Theoretical implications of detecting gravitational waves

TL;DR

This paper proves that detecting primordial gravitational waves can independently confirm an early accelerated expansion phase in the universe, based on fundamental quantum field theory principles and cosmological perturbation analysis.

Contribution

It establishes a novel, axiomatic proof linking gravitational wave detection to early universe acceleration, independent of scalar spectral index assumptions.

Findings

Detection of tensor modes implies early acceleration phase.

The proof relies on quantum field theory in curved spacetime.

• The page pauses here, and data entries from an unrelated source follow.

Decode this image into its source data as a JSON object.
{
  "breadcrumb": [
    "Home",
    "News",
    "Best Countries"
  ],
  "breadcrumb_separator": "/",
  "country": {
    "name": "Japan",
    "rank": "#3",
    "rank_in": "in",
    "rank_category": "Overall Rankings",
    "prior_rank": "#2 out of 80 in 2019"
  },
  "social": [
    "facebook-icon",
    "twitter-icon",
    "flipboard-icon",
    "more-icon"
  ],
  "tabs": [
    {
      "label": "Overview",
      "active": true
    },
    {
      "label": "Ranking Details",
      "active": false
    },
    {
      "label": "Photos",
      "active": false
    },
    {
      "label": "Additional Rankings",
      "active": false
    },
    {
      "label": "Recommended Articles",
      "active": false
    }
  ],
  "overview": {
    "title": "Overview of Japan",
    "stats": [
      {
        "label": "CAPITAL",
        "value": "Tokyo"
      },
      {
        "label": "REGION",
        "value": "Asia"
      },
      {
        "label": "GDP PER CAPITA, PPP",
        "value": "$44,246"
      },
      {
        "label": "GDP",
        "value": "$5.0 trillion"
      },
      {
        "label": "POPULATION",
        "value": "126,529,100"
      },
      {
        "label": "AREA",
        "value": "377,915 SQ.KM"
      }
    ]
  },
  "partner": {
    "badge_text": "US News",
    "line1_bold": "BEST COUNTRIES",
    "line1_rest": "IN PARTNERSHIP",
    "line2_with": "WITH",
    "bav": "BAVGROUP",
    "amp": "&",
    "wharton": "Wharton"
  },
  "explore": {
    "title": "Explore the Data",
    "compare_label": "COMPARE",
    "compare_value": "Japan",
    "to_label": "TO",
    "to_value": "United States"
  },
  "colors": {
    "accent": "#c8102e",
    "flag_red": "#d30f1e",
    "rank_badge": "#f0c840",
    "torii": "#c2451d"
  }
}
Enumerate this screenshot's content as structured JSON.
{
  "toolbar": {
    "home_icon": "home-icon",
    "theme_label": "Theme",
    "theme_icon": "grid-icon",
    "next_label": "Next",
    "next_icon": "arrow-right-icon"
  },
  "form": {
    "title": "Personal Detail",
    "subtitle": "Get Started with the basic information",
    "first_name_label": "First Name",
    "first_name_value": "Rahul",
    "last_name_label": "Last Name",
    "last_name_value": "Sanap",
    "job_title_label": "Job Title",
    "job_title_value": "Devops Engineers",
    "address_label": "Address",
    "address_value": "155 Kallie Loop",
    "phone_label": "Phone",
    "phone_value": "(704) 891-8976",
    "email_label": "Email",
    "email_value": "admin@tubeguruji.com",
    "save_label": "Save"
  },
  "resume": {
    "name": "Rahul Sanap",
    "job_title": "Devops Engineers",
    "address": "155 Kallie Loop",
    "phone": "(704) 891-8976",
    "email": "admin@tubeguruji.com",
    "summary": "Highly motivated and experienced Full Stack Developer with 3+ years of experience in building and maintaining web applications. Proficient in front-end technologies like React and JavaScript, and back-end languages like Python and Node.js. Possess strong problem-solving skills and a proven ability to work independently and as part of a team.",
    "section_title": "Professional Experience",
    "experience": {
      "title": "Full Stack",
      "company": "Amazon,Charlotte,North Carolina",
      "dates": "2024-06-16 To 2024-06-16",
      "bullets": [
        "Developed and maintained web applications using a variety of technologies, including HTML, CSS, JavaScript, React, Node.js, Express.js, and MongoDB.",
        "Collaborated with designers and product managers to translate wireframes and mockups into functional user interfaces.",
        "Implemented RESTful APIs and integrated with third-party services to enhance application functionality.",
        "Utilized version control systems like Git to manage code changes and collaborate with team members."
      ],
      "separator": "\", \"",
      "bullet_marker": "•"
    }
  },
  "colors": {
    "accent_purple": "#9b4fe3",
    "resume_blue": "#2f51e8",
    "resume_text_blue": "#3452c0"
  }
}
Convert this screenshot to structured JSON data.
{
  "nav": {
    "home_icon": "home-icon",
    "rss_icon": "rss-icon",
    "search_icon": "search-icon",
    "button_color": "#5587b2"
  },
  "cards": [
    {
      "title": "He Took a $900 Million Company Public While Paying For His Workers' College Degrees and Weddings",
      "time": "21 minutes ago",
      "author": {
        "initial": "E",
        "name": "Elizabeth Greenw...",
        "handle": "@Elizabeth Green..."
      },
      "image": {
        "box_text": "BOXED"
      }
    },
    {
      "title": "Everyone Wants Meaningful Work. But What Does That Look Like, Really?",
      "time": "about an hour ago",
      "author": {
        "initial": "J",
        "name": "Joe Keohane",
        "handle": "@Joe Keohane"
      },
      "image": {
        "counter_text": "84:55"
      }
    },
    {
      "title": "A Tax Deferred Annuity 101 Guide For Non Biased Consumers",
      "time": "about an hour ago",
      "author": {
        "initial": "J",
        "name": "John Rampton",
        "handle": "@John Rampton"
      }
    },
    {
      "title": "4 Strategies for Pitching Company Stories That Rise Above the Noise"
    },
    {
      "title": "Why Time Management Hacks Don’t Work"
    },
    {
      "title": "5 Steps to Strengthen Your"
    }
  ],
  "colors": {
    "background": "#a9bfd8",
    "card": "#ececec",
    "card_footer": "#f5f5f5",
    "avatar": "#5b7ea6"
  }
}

Tensor bounds are stronger than scalar bounds.

Abstract

This paper is the third in a series of theorems which state how cosmological observations can provide evidence for an early phase of acceleration in the universe. Previous theorems demonstrated that the observed power spectrum for scalar perturbations forces all possible alternative theories of inflation to theories other than General Relativity. It was shown that generically, without a phase of accelerated expansion, these alternatives have to break at least one of the following tenets of classical general relativity: the Null Energy Condition (NEC), subluminal signal propagation, or sub-Planckian energy densities. In this paper we prove how detection of primordial gravitational waves at large scales can provide independent evidence to support a phase of accelerated expansion. This proof does not rely on the spectral index for tensor modes but relies on validity of quantum field theory in curved space time and tensor modes being sourced from adiabatic vacuum fluctuations. Our approach, like in the case of scalars, is proof by contradiction: we investigate the possibility of a detectable tensor signal sourced by vacuum fluctuations in a non-accelerating, sub-Planckian universe using cosmological perturbation theory and derive contradictory limits on cosmological dynamics. The contradiction implies that one or more of our axioms for early universe must have been broken. The bound from tensor perturbations is not only independent of, but also stronger than the one obtained from scalar power spectrum.